Academician and Author

Pramod Paliwal (born 1968) is an author, academician, expert in Energy Sector Management and Energy Security. He is a Fellow of The Chartered Institute of Marketing, U.K. and is on the panel of Chair of Indian Studies Abroad in Energy Studies at Indian Council for Cultural Relations (ICCR), Ministry of External Affairs, Govt. of India. Paliwal is associated with the international crowdsourcing organization Wikistrat as an Honorary Senior Analyst in the area of energy. He has an interest in Natural Gas Distribution industry and Energy Branding.

==Education and personal life==
Born in Udaipur, Paliwal holds a bachelor's degree in Economics from Rajasthan Vidyapeeth and is an MBA followed by a PhD in Management from Mohanlal Sukhadia University.

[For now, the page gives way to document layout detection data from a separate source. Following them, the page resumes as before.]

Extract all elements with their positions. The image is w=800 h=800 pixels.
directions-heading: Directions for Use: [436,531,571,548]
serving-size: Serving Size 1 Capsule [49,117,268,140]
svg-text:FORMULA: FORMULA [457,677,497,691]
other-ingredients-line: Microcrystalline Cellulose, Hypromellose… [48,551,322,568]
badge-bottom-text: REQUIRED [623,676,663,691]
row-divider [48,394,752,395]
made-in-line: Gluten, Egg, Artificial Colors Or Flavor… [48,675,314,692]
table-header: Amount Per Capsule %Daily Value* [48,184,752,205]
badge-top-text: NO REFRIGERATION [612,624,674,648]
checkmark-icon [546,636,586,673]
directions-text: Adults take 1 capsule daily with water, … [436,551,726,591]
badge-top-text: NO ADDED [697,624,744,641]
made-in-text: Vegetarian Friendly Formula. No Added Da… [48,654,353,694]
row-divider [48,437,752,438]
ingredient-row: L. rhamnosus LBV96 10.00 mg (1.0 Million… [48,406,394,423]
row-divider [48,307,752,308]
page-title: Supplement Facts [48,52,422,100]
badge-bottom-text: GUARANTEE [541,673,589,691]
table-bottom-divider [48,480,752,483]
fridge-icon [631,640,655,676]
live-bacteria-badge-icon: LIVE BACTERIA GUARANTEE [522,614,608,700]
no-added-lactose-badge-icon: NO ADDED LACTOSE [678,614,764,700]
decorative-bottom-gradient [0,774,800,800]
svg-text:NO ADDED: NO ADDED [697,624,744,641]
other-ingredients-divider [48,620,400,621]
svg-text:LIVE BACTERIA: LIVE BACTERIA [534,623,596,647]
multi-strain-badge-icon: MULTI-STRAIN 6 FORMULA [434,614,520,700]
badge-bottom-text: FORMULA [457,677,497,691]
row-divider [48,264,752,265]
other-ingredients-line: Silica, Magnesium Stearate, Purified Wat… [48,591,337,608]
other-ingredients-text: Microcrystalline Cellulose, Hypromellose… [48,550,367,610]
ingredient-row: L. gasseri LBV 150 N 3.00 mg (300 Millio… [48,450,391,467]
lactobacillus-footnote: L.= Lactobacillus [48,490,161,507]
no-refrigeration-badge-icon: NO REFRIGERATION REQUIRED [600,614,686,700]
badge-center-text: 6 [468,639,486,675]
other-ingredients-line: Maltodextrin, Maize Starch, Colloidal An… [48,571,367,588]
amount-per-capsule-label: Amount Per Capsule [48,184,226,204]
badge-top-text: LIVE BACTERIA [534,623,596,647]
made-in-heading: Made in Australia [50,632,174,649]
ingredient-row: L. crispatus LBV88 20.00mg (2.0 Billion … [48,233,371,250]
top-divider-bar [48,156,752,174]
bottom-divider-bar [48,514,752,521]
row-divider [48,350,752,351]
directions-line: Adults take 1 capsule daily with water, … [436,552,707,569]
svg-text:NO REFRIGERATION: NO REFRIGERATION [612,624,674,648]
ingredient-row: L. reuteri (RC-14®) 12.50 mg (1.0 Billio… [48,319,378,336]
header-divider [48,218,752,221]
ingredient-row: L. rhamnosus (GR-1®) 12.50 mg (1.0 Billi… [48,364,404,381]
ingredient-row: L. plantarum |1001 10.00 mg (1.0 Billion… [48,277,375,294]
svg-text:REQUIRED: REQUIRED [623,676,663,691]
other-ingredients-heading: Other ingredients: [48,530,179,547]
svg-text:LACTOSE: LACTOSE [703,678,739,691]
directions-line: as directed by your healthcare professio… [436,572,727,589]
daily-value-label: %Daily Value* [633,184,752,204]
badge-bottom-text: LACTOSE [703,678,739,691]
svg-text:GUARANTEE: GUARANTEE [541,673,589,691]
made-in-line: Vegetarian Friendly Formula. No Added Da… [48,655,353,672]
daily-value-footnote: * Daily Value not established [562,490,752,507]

He is married and has two children.

==Career, publications and conferences==
Paliwal is a professor at the School of Management, Pandit Deendayal Energy University, Gandhinagar-Gujarat, India. In profession since 1991, his earlier associations have been with ACC Limited (now, a subsidiary of the Adani Group; formerly Holcim Group), Pacific Institute of Management, Mohanlal Sukhadia University, India, and the India Offshore Campus of Oxford Brookes University, U.K. He sits on the Academic Advisory Board of CHARGE Energy Branding Conference, Iceland.

Paliwal contributed to "International Gas Union 2009–2012 Triennium Work Report: Building Strategic Human Capital" authored by Ieda Gomes, United Kingdom. He also contributed to the study "Promoting Energy Savings in India's Transportation Sector" with the Institute of Energy Economics Japan (IEEJ), Tokyo and METI (Ministry of Economy, Trade and Industry). (2014–15) He sits on advisory councils of higher education institutions and regulatory bodies.

Apart from publishing many research papers and book chapters in Management, Marketing, Energy Industry and Technology, he has authored books on B2B Marketing and Natural Gas Distribution. These include McGraw-Hill International ‘Cases in Business Marketing’ (with co-authors Ramendra Singh and Sudhir Yadav), ‘Natural Gas Transmission and Distribution Business’ by Routledge (with co-author Sudhir Yadav) and its special Indian edition (with co-author Sudhir Yadav) and, ‘Managing Petrochemicals Business’ by Routledge (with co-authors Sonal Yadav and Sudhir Yadav). He has authored the copyrighted DIAMOND Model - a structured method for Case Study Analysis in Management Education.

Dr. Paliwal has contributed with expert lectures on the energy sector and higher education in India and abroad.